CAN GEOMORPHIC CONTROLS OF HURRICANE DAMAGE BE QUANTIFIED FOR A KATRINA-SIZE STORM?

Coastal hazard mapping has historically been based primarily on simple models of storm inundation (SLOSH model), erosion rates, or estimated setbacks from a control line. There is still only a rudimentary understanding of how the numerous geomorphic attributes of a particular stretch of shoreline control cross-shore storm energy. A series of hurricane hazard maps for a variety of coastal settings have been made based largely post-storm field investigations after several hurricanes between 1980 to 1999, and using the observed damage patterns to qualitatively predict the potential for damage from subsequent storms in similar settings. More recently, attempts at hindcasting storms to quantify geomorphic controls on damage patterns were deemed successful for Hurricanes Hugo (1989), Opal (1995), Georges (1998), and Fran (1999).

Regression analysis after Hurricane Katrina (2005) revealed that site elevation provided the best protection followed by dune height (in front of the site) and beach width. However, Katrina's observed damage patterns did not seem to correlate as well as other storms with pre-storm conditions. Those findings actually make sense because the entire premise of our mapping approach is that virtually all coastal areas are at extreme risk hurricane generating significant storm surge, as did Katrina. Our original observations were based largely on the hazards of hurricanes generating lower storm surge of more limited extent.
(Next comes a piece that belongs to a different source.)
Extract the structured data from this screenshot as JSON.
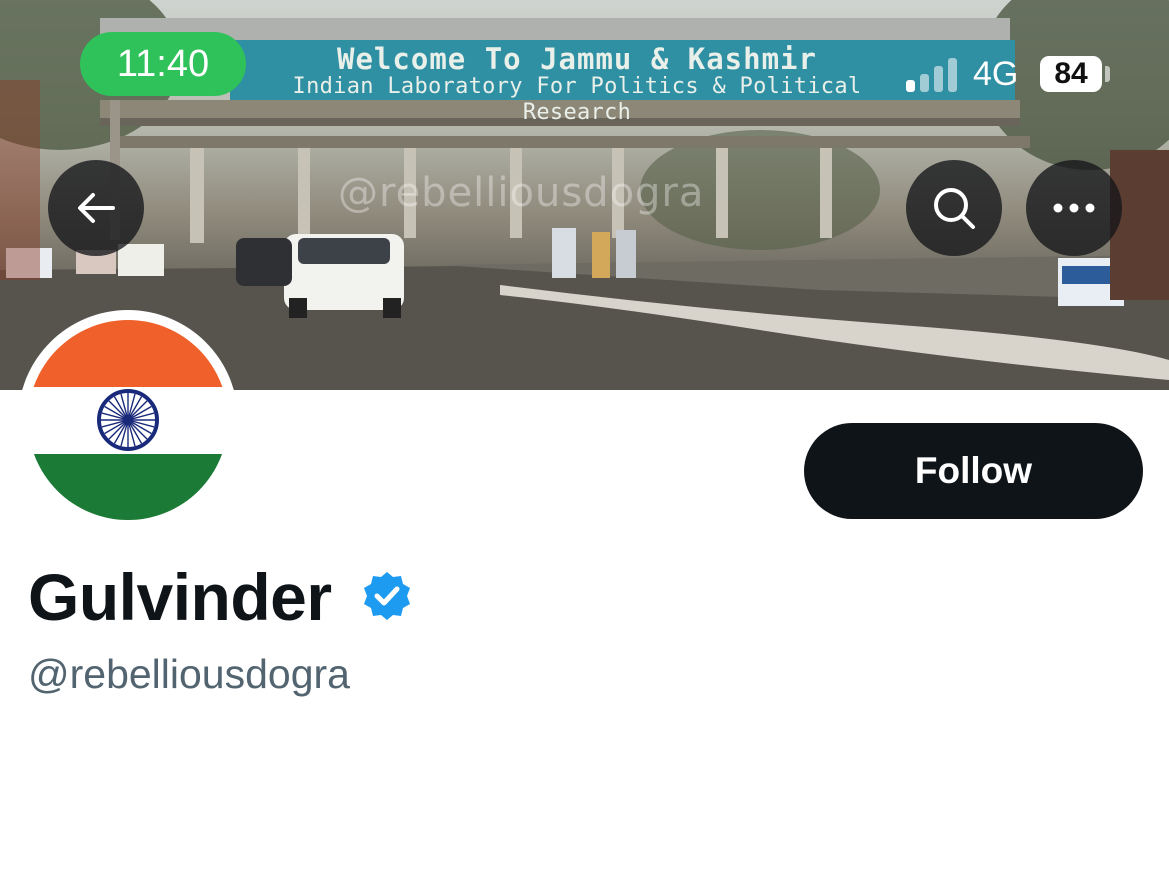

As a result of the preliminary Katrina study, a revised regression analysis was performed extending the study area farther inland and including a longer stretch of coast to include geographic areas experiencing a broader range of storm surge levels We also included wind damage and inland flooding patterns and areas of impact with higher versus lower slopes and higher elevation. By doing this, we covered a large enough area so that pre-storm geomorphic conditions varied enough to elucidate correlation with observed damage patterns.